EEE 541 – Fall 2006 ELECTROMAGNETIC

FIELDS &GUIDED WAVES

Web URL:

Class Meetings:

MW 9:15-10:30 AM

SCOB 105

Instructor:

George Pan, Ph.D.

Telephone: (480) 965-1732

Office: GWC-318

E-mail:

Office Hours:

MW 2:30 - 3:30 PM

TTH 11:00 - 12:00 Noon

or by appointment

Catalog Description:

Polarization and magnetization; dielectric, conducting, anisotropic,

and semi-conducting media; duality, uniqueness and image theory;

plane wave functions, waveguides, resonators, and surface guided waves.

Prerequisites:

EEE 341 or equivalent

Textbook:

C. Balanis, Advanced Engineering Electromagnetics, John Wiley, 1989.

References:

1. D. K. Cheng, Field and Wave Electromagnetics, AddisonWesley, 1989.

2. S. Ramo, J. Whinnery and T. Van Duzer, Fields and Waves in

Communication Electronics, John Wiley, 1965.

3. J. A. Kong, Electromagnetic Wave Theory, John Wiley, 1990.

4. W. C. Chew, Waves and Fields in Inhomogeneous Media, IEEE Press 2002.

EEE 541 Course Competency Areas:

  1. Fundamental Concepts
  2. Maxwell’s Equations
  3. Constitution Parameters and Relations
  4. Circuit-Field Relations
  5. Boundary Conditions
  6. Power and Energy
  7. Time-Harmonic EM Fields
  8. Electrical Properties of Matter
  1. Dielectrics, Polarization, and Permittivity
  2. Magnetics, Magnetization, and Permeability
  3. Current, Conductors, and Conductivity
  4. Semiconductors
  5. Superconductors
  6. A.C. Variations in Materials
  1. Wave Equation and Its Solution
  2. Wave Equation
  3. Solution of Wave Equation
  4. Rectangular
  5. Cylindrical
  6. Spherical
  7. Wave Propagation and Polarization
  8. Transverse Electro-Magnetic Modes (TEM)
  9. Polarization
  10. Reflection and transmission
  11. Normal Incidence
  12. Oblique incidence
  13. Polarization Characteristics on Reflection
  14. Auxiliary Vector Potentials and Construction of Solutions
  15. Vector Potentials A and F
  16. Construction of Solutions
  17. Transverse Electro-Magnetic (TEM)
  18. Transverse Magnetic (TM)
  19. Transverse Electric (TE)
  20. Electromagnetic Theorems and Principles
  21. Duality
  22. Uniqueness
  23. Image
  24. Reciprocity and Reaction
  25. Volume and Surface Equivalences
  26. Induction and Physical Equivalents
  27. Rectangular Waveguides and Cavities
  28. Rectangular Waveguide
  29. Rectangular Cavity
  30. Hybrid (LSE and LSM) Modes
  31. Partially Filled Waveguide
  32. Transverse Resonance Method
  33. Dielectric Waveguide
  34. Stripline and Microstrip
  35. Ridged Waveguide

Grading:

Your grade for this class is based on:

  • Midterms (3)45%
  • Final Exam35%
  • Homework20%

Miscellaneous:

1. All homework assignments must be turned in on the due date by 6:00 pm.
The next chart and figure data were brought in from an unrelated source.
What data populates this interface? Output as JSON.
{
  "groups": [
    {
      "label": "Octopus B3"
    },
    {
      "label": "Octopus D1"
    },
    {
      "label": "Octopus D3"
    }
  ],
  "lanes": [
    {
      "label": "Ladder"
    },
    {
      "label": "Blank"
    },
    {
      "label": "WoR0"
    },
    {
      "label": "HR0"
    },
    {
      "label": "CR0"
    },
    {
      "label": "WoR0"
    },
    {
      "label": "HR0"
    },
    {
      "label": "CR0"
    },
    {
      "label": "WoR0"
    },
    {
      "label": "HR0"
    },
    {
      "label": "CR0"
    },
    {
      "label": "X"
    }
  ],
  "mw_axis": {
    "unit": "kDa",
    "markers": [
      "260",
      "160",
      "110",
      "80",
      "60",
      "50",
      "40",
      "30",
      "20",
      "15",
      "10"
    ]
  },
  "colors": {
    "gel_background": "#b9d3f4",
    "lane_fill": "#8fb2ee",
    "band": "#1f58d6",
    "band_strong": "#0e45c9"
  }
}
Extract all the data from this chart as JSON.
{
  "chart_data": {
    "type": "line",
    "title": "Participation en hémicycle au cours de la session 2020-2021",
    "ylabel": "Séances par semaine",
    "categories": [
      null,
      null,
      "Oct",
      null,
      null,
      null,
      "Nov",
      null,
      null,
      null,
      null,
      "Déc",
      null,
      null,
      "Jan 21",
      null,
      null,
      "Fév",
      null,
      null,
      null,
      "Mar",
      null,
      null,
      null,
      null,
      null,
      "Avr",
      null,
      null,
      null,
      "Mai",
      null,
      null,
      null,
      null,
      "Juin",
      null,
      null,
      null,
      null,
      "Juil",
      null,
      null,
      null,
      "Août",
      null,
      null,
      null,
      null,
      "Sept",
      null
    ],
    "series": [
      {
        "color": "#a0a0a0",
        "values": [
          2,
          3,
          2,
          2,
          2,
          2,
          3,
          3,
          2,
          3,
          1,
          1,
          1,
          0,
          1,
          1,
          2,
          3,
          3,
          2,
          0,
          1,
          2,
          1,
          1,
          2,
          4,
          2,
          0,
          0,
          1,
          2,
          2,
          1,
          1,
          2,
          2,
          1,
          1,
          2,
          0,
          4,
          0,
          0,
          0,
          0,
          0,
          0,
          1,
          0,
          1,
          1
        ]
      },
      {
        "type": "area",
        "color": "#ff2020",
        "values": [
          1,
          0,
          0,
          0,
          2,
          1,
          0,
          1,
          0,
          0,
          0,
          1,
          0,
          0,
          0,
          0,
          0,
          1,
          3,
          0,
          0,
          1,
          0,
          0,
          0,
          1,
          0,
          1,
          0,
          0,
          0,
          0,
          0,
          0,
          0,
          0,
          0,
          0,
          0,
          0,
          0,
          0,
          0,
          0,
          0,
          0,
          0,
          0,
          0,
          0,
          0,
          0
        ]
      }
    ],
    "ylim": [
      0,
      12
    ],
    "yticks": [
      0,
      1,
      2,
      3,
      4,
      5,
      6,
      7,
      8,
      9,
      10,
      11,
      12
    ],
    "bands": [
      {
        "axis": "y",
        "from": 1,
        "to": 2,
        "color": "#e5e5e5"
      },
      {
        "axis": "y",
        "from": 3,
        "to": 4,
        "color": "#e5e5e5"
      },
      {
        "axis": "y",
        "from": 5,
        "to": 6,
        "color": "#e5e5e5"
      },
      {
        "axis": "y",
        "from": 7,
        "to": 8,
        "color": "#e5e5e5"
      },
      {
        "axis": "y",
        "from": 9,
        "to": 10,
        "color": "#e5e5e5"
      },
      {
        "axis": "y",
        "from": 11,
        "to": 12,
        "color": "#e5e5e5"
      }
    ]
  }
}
Late homework is subject to 10% discount per day.

2. All exams are open-book/open-notes.

3. Students are encouraged to work together on in-class exercises, homework assignments and project. However, it is expected that each student will make a significant contribution to the group effort.

4. Academic integrity refers to each student's obligation to act with honesty and integrity and to respect the rights of others in carrying out all academic assignments. Violations of the University Academic integrity policy will not be ignored. Penalties include reduced or no credit for submitted work, a failing grade in the class, a note on your official transcript that shows you were punished for cheating, suspension, expulsion and revocation of already awarded degrees. The University requires that should I implement any penalty for violations of the academic integrity policy, I must report the matter to the Dean's office. The University has a Student Academic Integrity Policy, which will be followed in EEE 541.